HERD Foundation responded in a meaningfully manner with Dr Amol Deshmukh reaching out to the Government missive with a sense of responsibility keeping in mind our given role in the community. HERD Foundation continues to pursue the shared vision and common goals of social services in these areas and this was a great moment to hold hand with the Police Department for social development. The kind of affiliation that emerged in the course of the health care camp will go a long way in development of other inter-related programmes in the future.

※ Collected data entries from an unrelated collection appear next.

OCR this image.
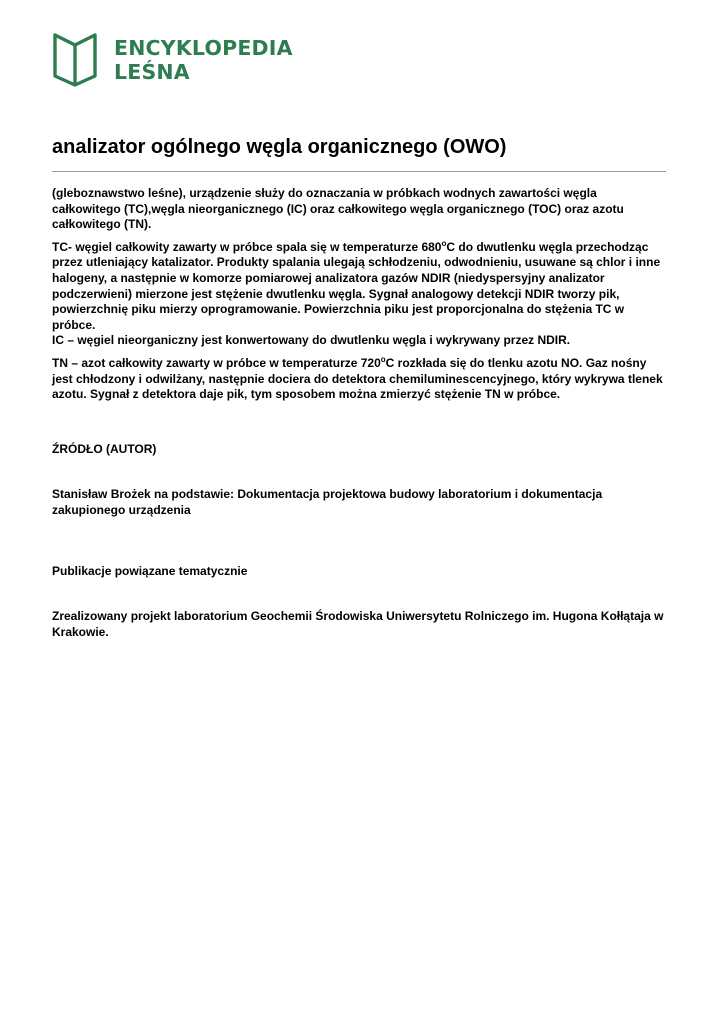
ENCYKLOPEDIA
LEŚNA
analizator ogólnego węgla organicznego (OWO)

(gleboznawstwo leśne), urządzenie służy do oznaczania w próbkach wodnych zawartości węgla całkowitego (TC),węgla nieorganicznego (IC) oraz całkowitego węgla organicznego (TOC) oraz azotu całkowitego (TN).

TC- węgiel całkowity zawarty w próbce spala się w temperaturze 680$^o$C do dwutlenku węgla przechodząc przez utleniający katalizator. Produkty spalania ulegają schłodzeniu, odwodnieniu, usuwane są chlor i inne halogeny, a następnie w komorze pomiarowej analizatora gazów NDIR (niedyspersyjny analizator podczerwieni) mierzone jest stężenie dwutlenku węgla. Sygnał analogowy detekcji NDIR tworzy pik, powierzchnię piku mierzy oprogramowanie. Powierzchnia piku jest proporcjonalna do stężenia TC w próbce.

IC – węgiel nieorganiczny jest konwertowany do dwutlenku węgla i wykrywany przez NDIR.

TN – azot całkowity zawarty w próbce w temperaturze 720$^o$C rozkłada się do tlenku azotu NO. Gaz nośny jest chłodzony i odwilżany, następnie dociera do detektora chemiluminescencyjnego, który wykrywa tlenek azotu. Sygnał z detektora daje pik, tym sposobem można zmierzyć stężenie TN w próbce.

ŹRÓDŁO (AUTOR)

Stanisław Brożek na podstawie: Dokumentacja projektowa budowy laboratorium i dokumentacja zakupionego urządzenia

Publikacje powiązane tematycznie

Zrealizowany projekt laboratorium Geochemii Środowiska Uniwersytetu Rolniczego im. Hugona Kołłątaja w Krakowie.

One corner of the courtyard was reserved for extending information to truck drivers who had been invited. Specialist doctors explained the incidence, causes and prevention of HIV/AIDS to the at-a-time 30-35 adult group of people who sat at the meeting. Incidentally Deolapar sits right on the main road on the Highway and is surrounded by well known tourists spots and tourist resorts. It is located on the Maharashtra – Madhya Pradesh border on National Highway 7 which is the arterial road running from Uttar Pradesh to Tamil Nadu. It was the perfect spot to develop public awareness and education on HIV prevention, treatment and care.
The hands-on diabetes tests being conducted at the camp to give instant blood sugar readings was attracting adults to the counter where the examinations were being done. A few cases of severely escalated blood sugar readings of villagers were referred to the Hospital in Nagpur for further management of the disease. These people were also counseled for the future course of action to be taken. All the police personnel at the station also had their blood tests done to check for diabetic condition.